Kalın, faizlerle ilgili Cumhurbaşkanı Erdoğan başkanlığında bir toplantı yapıldığına yönelik haberlerin hatırlatılması üzerine de “Cumhurbaşkanımız ekonomiyi yakından takip eden bir lider. Bu, başbakanlığı döneminde de böyleydi, cumhurbaşkanlığı döneminde de böyle. Sayın Başbakanımızla, ilgili ekonomi ekibiyle yakın bir mesai içerisinde hep olmuştur. Bu yeni bir şey değil. Zaman zaman ‘Külliye’de özel bir toplantı yapıldı’, ‘Ekonomiyle ilgili birtakım toplantılar yapılıyor’ gibi haberler, aslında bizim açımızdan rutini ifade ediyor. Bunlarda çok olağanüstü bir şey yok. Bu yakın takip ve ilgi neticesinde 2017’de biz 7,4 gibi bir büyüme rakamını yakaladık. Dolayısıyla bunlara olağanüstü birtakım anlamlar atfetmek doğru değil” diye konuştu.

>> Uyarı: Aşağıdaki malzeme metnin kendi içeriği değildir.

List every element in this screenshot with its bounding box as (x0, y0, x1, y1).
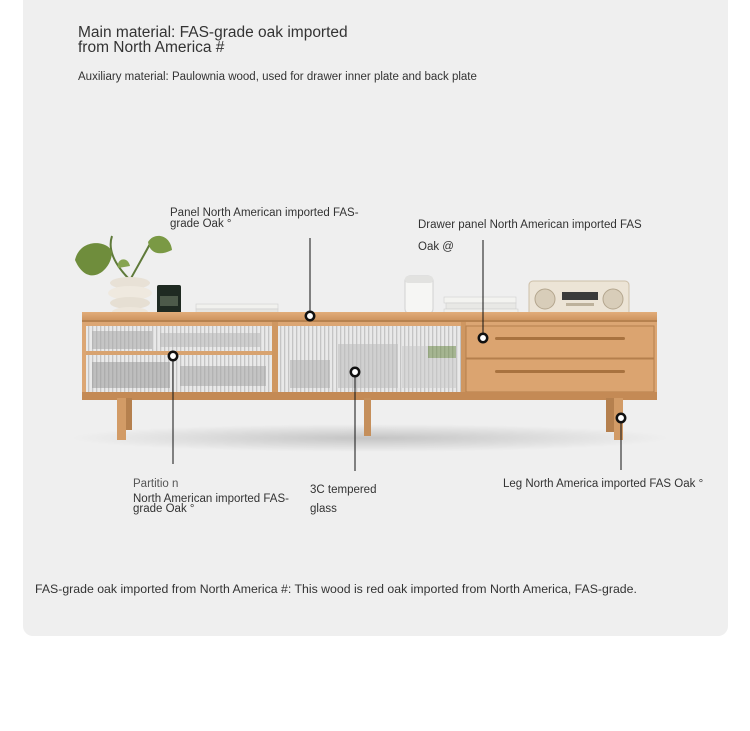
partition-panel (272, 322, 278, 397)
partition-callout (133, 477, 308, 514)
drawer-callout: Drawer panel North American imported FAS Oak @ (418, 219, 642, 253)
cabinet-leg (117, 398, 126, 440)
main-material-title: Main material: FAS-grade oak imported from North America # (78, 24, 348, 56)
partition-callout-head: Partitio n (133, 478, 179, 490)
drawer-handle (495, 337, 625, 340)
drawer-top (466, 326, 654, 358)
panel-callout: Panel North American imported FAS-grade Oak ° (170, 207, 359, 230)
cabinet-leg (364, 398, 371, 436)
shelf-divider (86, 351, 272, 355)
smart-speaker-icon (405, 276, 433, 314)
leg-callout: Leg North America imported FAS Oak ° (503, 478, 704, 490)
drawer-bottom (466, 359, 654, 392)
drawer-handle (495, 370, 625, 373)
glass-callout: 3C tempered glass (310, 484, 377, 515)
partition-marker (169, 352, 177, 360)
glass-marker (351, 368, 359, 376)
partition-callout-body: North American imported FAS-grade Oak ° (133, 493, 289, 515)
drawer-marker (479, 334, 487, 342)
panel-marker (306, 312, 314, 320)
fas-grade-footnote: FAS-grade oak imported from North America #: This wood is red oak imported from North America, FAS-grade. (35, 582, 637, 596)
auxiliary-material-text: Auxiliary material: Paulownia wood, used for drawer inner plate and back plate (78, 71, 477, 83)
radio-icon (529, 281, 629, 316)
leg-marker (617, 414, 625, 422)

Faizler konusunda Cumhurbaşkanı Erdoğan’ın pozisyonun her zaman net olduğuna dikkati çeken Kalın, “Hiçbir zaman kapalı kapılar ardında birşey söyleyip, dışarıda başka bir şey söyleyen bir lider değil. Bunu kürsüden de bu toplantılarda da grup konuşmalarında da ifade etti, etmeye devam ediyor. Faizlerin düşürülmesi, gerek kamu gerek özel bankalarda, Türk ekonomisini canlandıracak, ivme kazandıracak bir hamle olacak. Bu pozisyonunu her zaman tutarlı bir şekilde ifade etti” değerlendirmesinde bulundu.
Kalın, son günlerde bunun dışında yaşanan olağan dışı bir hadise olmadığının altını çizerek, Cumhurbaşkanı Erdoğan’ın Türk ekonomisine olan bu yakın ilgisi ve takibinin devam edeceğini ve bunun neticelerinin 2017’de görüldüğünü söyledi.